Manchmal muß man sehr lange unterwegs sein, um bei sich selbst und hier anzukommen. Verdammt weit weg war auch das gemeinsame Ziel, als sich die Jugendlichen vor über einem Jahr zum ersten Mal trafen. Theaterspielen? Okay! Aber warum ausgerechnet so einen Klassiker?

Selbst am Stück mitschreiben? Live-Musik dazu machen, eigene Hip-Hop-Texte verfassen und auf der Bühne rappen? Der Respekt vor der Aufgabe war verständlich. Um im Jargon zu bleiben: „Peer Gynt“ ist ein richtig fettes Projekt geworden! Und nicht alle, die im August 2010 mit am Start waren, haben durchgehalten.

Ab 28. Oktober, nach 130 Stunden Probe, ist das Ergebnis nun zu besichtigen: sechzehn Jugendliche zwischen 12 und 18 Jahren sind in 30 Einzel- und achtzehn Gruppenrollen zu sehen. In einem Bühnenbild mit Graffiti von Jan Slomka vom „Kiez-Verein“ spielen sie Cello, Gitarre, Geige, Querflöte und Klavier, machen Bodypercussion, singen und tanzen Salsa und Walzer. Ein weiter Weg – so, wie ihn auch der Held der Geschichte zurücklegt. „Eine Reise quer durch die Welt, quer durch die Zeit, quer durch mich selbst“, wie es Clara, eine der Jugendlichen, ausdrückt.

Als Grundlage der gemeinsamen Arbeit diente den beiden Regisseurinnen Carolin Serafin und Ursula Pehlke die Jugendtheaterfassung des „Peer Gynt“ von Beate Rüter.
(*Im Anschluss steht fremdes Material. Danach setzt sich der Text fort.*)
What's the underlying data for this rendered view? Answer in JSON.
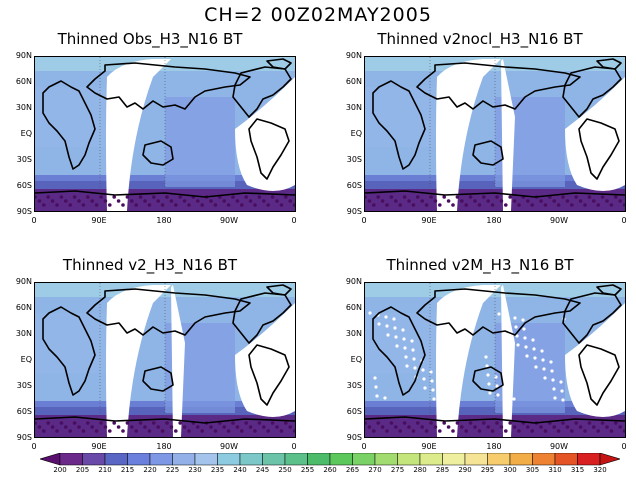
{
  "title": "CH=2   00Z02MAY2005",
  "panels": [
    {
      "title": "Thinned Obs_H3_N16 BT"
    },
    {
      "title": "Thinned v2nocl_H3_N16 BT"
    },
    {
      "title": "Thinned v2_H3_N16 BT"
    },
    {
      "title": "Thinned v2M_H3_N16 BT"
    }
  ],
  "lat_labels": [
    "90N",
    "60N",
    "30N",
    "EQ",
    "30S",
    "60S",
    "90S"
  ],
  "lon_labels": [
    "0",
    "90E",
    "180",
    "90W",
    "0"
  ],
  "colorbar": {
    "labels": [
      "200",
      "205",
      "210",
      "215",
      "220",
      "225",
      "230",
      "235",
      "240",
      "245",
      "250",
      "255",
      "260",
      "265",
      "270",
      "275",
      "280",
      "285",
      "290",
      "295",
      "300",
      "305",
      "310",
      "315",
      "320"
    ],
    "colors": [
      "#5a0f6e",
      "#6b2a8a",
      "#6a4aa8",
      "#5a66c4",
      "#6a80dc",
      "#7e98e6",
      "#94b0e8",
      "#a4c4ec",
      "#8ccbe0",
      "#7cc8c8",
      "#6cc4a8",
      "#5cc08a",
      "#4cbc6a",
      "#5cc85c",
      "#7ad266",
      "#a2dc70",
      "#c4e47c",
      "#dcec8c",
      "#eef0a0",
      "#f6e496",
      "#f6cc6c",
      "#f2ac48",
      "#ec8232",
      "#e45424",
      "#d82020",
      "#c41414"
    ]
  }
}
Aber die Jugendlichen haben sich auch mit Ibsens Original befaßt, haben sich mit seiner Sprache auseinandergesetzt und auch mit der Musik von Edward Grieg. Grieg? Nie gehört? Vielleicht muß man nur die ersten zwei Takte summen und schon kommt: „Ach, das! Ist doch die Lenor-Werbung.“ Inzwischen ist es nicht mehr „Lenor“, inzwischen ist es die eigene Musik, die da live gespielt und erlebt wird. Der Musiker Johannes Ammon hat bekannte Grieg-Themen neu arrangiert und mit den Jugendlichen erarbeitet.

Peer Gynt, eine uralte Geschichte, die immer wieder neu und aktuell ist: das Drama um die Suche nach dem eigenen Weg, nach Anerkennung und nach Liebe. Teilnehmerin Elena bringt es auf den Punkt: „Sei du selbst – das klingt leicht, aber das Umsetzen ist schwieriger.“ So werden Peers Gedanken immer wieder mit den eigenen verknüpft. „Was bringt einem das Leben? Und vor allem: wie wird man damit fertig?“ Diese Frage beschäftigt auch Teilnehmerin Lotta.
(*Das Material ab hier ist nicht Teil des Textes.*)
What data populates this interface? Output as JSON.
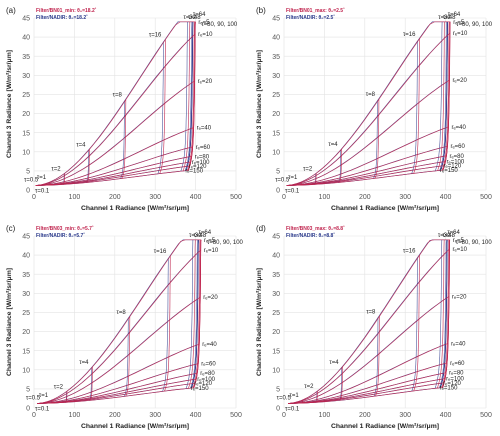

Wer ist dieser Peer Gynt? Ein schräger Vogel und Träumer, in dessen Phantasie die vom alkoholabhängigen Vater heruntergewirtschaftete Behausung zum Palast wird und er selbst zum König und Kaiser. Immer tiefer verstrickt sich der Außenseiter in seine Scheinwelt, wird zum Lügner und Fallensteller, zum selbstverliebten Aufschneider und rücksichtslosen Egoisten. Aus der Enge der Heimat flieht er in eine Welt der Exzesse und Exotik. Mehr und mehr verschwimmen Wahrheit, Wunsch und Wahn. Peers Suche nach Anerkennung und Aben-teuer führt ihn zu Trollen und Dämonen, in fremde Länder, um die halbe Welt – nur, um am Ende mit leeren Händen dazustehen. Doch zum Glück ist da noch Solveig, seine alte Liebe.

„Verrückt, verschroben, süß und witzig“ finden ihn die Jugendlichen. „Für die Liebe um die Welt? Na klar!“ Lügen, Lieben, Leben – das paßt doch alles zusammen.
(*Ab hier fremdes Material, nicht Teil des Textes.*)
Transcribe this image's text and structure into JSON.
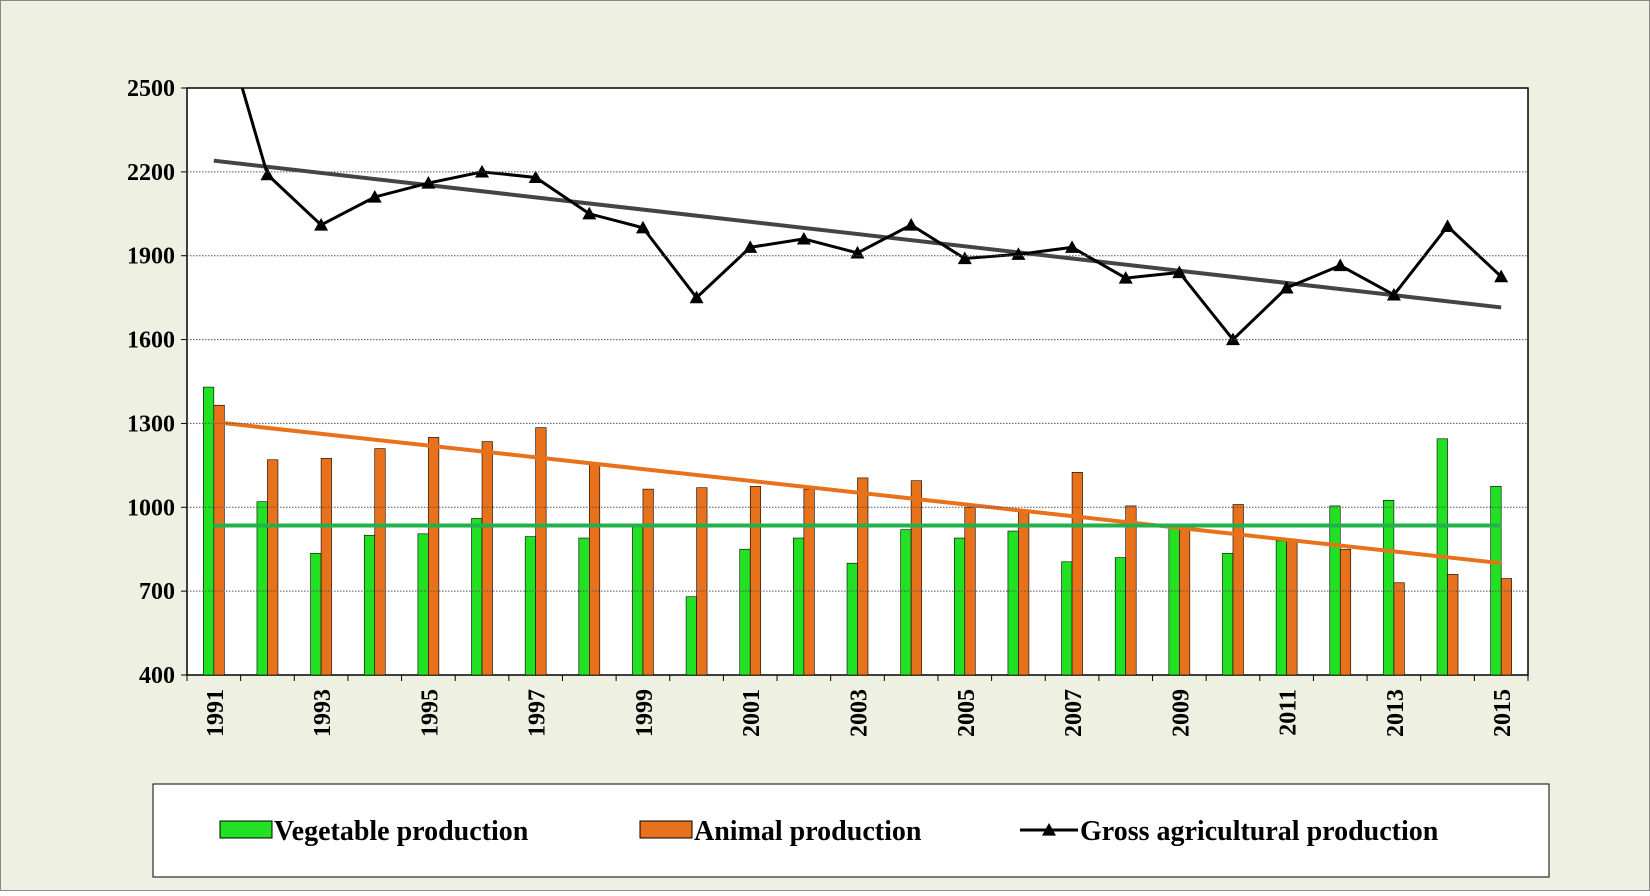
{
  "chart_data": {
    "type": "bar_line",
    "categories": [
      "1991",
      null,
      "1993",
      null,
      "1995",
      null,
      "1997",
      null,
      "1999",
      null,
      "2001",
      null,
      "2003",
      null,
      "2005",
      null,
      "2007",
      null,
      "2009",
      null,
      "2011",
      null,
      "2013",
      null,
      "2015"
    ],
    "series": [
      {
        "name": "Vegetable production",
        "type": "bar",
        "color": "#22e022",
        "values": [
          1430,
          1020,
          835,
          900,
          905,
          960,
          895,
          890,
          940,
          680,
          850,
          890,
          800,
          920,
          890,
          915,
          805,
          820,
          925,
          835,
          880,
          1005,
          1025,
          1245,
          1075
        ]
      },
      {
        "name": "Animal production",
        "type": "bar",
        "color": "#e8711c",
        "values": [
          1365,
          1170,
          1175,
          1210,
          1250,
          1235,
          1285,
          1155,
          1065,
          1070,
          1075,
          1065,
          1105,
          1095,
          1000,
          990,
          1125,
          1005,
          925,
          1010,
          880,
          850,
          730,
          760,
          745
        ]
      },
      {
        "name": "Gross agricultural production",
        "type": "line",
        "color": "#000000",
        "values": [
          2850,
          2190,
          2010,
          2110,
          2160,
          2200,
          2180,
          2050,
          2000,
          1750,
          1930,
          1960,
          1910,
          2010,
          1890,
          1905,
          1930,
          1820,
          1840,
          1600,
          1785,
          1865,
          1760,
          2005,
          1825
        ]
      }
    ],
    "trendlines": [
      {
        "color": "#444444",
        "values": [
          2240,
          1715
        ]
      },
      {
        "color": "#e8711c",
        "values": [
          1305,
          800
        ]
      },
      {
        "color": "#22b14c",
        "values": [
          935,
          935
        ]
      }
    ],
    "ylim": [
      400,
      2500
    ],
    "yticks": [
      400,
      700,
      1000,
      1300,
      1600,
      1900,
      2200,
      2500
    ],
    "grid": true
  }
}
Carolin Serafin und Ursula Pehlke haben Regie geführt. Aber was heißt bei so einem komplexen Projekt schon Regie? Anspruch und Energie müssen hier weiter reichen als der Wunsch, sehenswertes Theater auf die Bühne zu bringen. Das Ziel ist wichtig und geradezu notwendig. Absolut überzeugend ist jetzt auch das Ergebnis.

Doch das Ziel ist nichts, wenn nicht gleichzeitig der Weg dahin schon das Ziel ist. Und an eben diesem Weg haben sich alle abgearbeitet. „Theaterspielen in der Gruppe ist toll, weil da alle ein gemeinsames Ziel haben... Weil sich etwas bewegt und es nicht so kompliziert ist wie zum Beispiel in der Schule... Weil jeder für die Gruppe wichtig ist, denn ohne (egal wen) wäre unsere Gruppe einfach anders.“

Seit kurzem können Jugendliche bei den beiden Regisseurinnen den „Kompetenznachweis Kultur“ erwerben, einen Bildungspaß für 12- bis 27jährige, die an kulturellen Projekten im Bereich Theater, Musik, Literatur etc. mitarbeiten. In Lüchow-Dannenberg ist das bislang einzigartig und ein großer Vertrauensbeweis: alle Gruppenmitglieder haben sich angemeldet und auf mindestens 50 Stunden kontinuierliche Zusammenarbeit verpflichtet. Aber nicht nur Mitmachen zählt – gefordert ist die Teilnahme an einem dialogischen Prozeß, der von positivem Feedback getragen wird: nicht kritisieren, sondern Worte finden für das, was der andere kann. Auch das ist Kom-petenz. Nützlich sein kann der Kompetenznachweis et-wa bei Bewerbungen, auch könnte er zu einer wichtigen Markierung im Lebenslauf werden. Ob nun alle bestanden haben? Am Freitag, dem 4. November, sollen die Bildungspässe im Rahmen einer Aufführung feierlich überreicht werden.